Good health will determine how far this team goes.

They have only two games the next six days, beginning with Portland Tuesday, after a brutal stretch of playing six games from March 17 to 24.

You can understand why many coaches rest key personnel during parts of the season, a practice started by the Spurs' Gregg Popovich who doesn't care if it's a prime-time TV game or not.

Moore has done his part in staying healthy, starting 72 of 74 games, averaging a career-best 12.3 points, shooting 50.3 percent and 41 percent from deep.

In a recent 96-92 win over the playoff-bound Pacers, Moore pumped in 23 points on 10-of-15 shooting, earning praise from Anthony Davis, who told reporters: "He played tremendous on both ends of the floor. Even when we couldn't score, he was able to get into the lane and shoot his little floater, make some 3's and some mid-range jumpers."

It's not all cake and ice cream with these Pelicans heading into the postseason.

They average 111.4 points while giving up 111.0 and have not fared well against the very best — going 1-3 vs. the Rockets and 0-3 vs. the Warriors.

But win or lose, Moore & Company seldom quit and are 24-11 in games decided by seven points or less.

They've played a league-high nine overtime games, winning six. They rank second in the league in assists and points in the paint.

"Sometimes, we don't get back fast enough on defense because we play such a fast-tempo game," Moore said. "Me?

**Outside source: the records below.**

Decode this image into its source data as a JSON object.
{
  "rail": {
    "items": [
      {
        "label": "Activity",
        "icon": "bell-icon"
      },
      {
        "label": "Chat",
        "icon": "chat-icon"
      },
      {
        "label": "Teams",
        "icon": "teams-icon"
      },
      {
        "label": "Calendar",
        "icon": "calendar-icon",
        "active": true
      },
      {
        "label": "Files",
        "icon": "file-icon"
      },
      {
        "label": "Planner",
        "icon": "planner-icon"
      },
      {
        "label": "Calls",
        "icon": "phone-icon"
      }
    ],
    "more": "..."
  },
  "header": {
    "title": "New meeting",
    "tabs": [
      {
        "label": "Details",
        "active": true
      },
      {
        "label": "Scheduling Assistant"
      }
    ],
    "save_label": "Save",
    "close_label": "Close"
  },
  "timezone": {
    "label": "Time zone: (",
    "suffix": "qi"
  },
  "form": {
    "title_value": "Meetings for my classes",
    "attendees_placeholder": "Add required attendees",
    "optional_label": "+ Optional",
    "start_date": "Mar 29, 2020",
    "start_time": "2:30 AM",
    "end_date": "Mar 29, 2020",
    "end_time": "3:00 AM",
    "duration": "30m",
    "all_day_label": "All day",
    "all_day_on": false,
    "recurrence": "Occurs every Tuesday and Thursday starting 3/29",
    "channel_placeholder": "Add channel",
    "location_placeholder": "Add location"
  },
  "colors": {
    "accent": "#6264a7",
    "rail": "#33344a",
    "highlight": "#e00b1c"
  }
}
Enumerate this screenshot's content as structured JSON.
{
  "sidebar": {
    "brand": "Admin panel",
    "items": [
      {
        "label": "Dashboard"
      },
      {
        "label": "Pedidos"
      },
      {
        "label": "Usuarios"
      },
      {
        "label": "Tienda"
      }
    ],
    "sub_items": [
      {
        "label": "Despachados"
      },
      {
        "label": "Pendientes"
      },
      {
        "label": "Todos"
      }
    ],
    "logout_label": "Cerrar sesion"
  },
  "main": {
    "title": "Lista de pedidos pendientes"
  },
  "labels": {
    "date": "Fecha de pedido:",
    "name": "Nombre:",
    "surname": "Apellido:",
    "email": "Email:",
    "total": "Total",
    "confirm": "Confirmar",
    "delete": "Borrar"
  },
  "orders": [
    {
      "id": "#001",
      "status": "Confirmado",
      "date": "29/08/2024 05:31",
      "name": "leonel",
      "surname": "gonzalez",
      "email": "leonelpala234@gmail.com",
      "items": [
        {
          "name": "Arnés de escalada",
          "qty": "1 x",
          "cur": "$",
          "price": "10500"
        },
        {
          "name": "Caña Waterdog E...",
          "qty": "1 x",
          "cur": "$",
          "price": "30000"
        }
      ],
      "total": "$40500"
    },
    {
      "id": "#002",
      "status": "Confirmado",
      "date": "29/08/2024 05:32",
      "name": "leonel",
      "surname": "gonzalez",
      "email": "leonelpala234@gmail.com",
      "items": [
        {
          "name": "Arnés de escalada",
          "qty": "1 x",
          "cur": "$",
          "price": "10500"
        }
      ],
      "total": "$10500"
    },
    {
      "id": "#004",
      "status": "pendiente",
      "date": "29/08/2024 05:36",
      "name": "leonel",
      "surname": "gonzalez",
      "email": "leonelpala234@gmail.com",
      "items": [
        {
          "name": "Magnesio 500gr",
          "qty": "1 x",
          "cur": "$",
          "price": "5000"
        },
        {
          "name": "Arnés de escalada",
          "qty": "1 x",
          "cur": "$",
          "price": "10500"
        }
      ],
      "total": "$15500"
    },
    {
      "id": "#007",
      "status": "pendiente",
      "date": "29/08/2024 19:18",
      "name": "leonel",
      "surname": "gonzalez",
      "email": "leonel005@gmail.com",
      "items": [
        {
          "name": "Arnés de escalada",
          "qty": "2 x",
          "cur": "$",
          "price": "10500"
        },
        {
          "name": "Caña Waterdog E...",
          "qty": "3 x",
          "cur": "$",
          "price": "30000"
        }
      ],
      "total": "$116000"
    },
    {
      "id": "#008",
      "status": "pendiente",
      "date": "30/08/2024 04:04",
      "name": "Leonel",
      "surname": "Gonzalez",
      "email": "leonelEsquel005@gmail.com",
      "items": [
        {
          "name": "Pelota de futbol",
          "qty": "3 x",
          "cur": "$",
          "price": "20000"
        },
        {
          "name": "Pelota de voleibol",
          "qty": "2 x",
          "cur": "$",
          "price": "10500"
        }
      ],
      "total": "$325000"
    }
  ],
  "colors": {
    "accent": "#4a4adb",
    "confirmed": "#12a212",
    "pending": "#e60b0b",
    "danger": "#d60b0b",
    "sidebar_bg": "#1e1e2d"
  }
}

I haven't changed much, other than maybe being a little more aggressive.

"Playing 30-some minutes a game now, you definitely got to take care of your body because you feel those aches and pains even more."

Before Cousins went down with a thud, there was talk around the league the Pelicans might make it to the Western Conference Finals.

Moore says hold that thought and tighten your seat belt.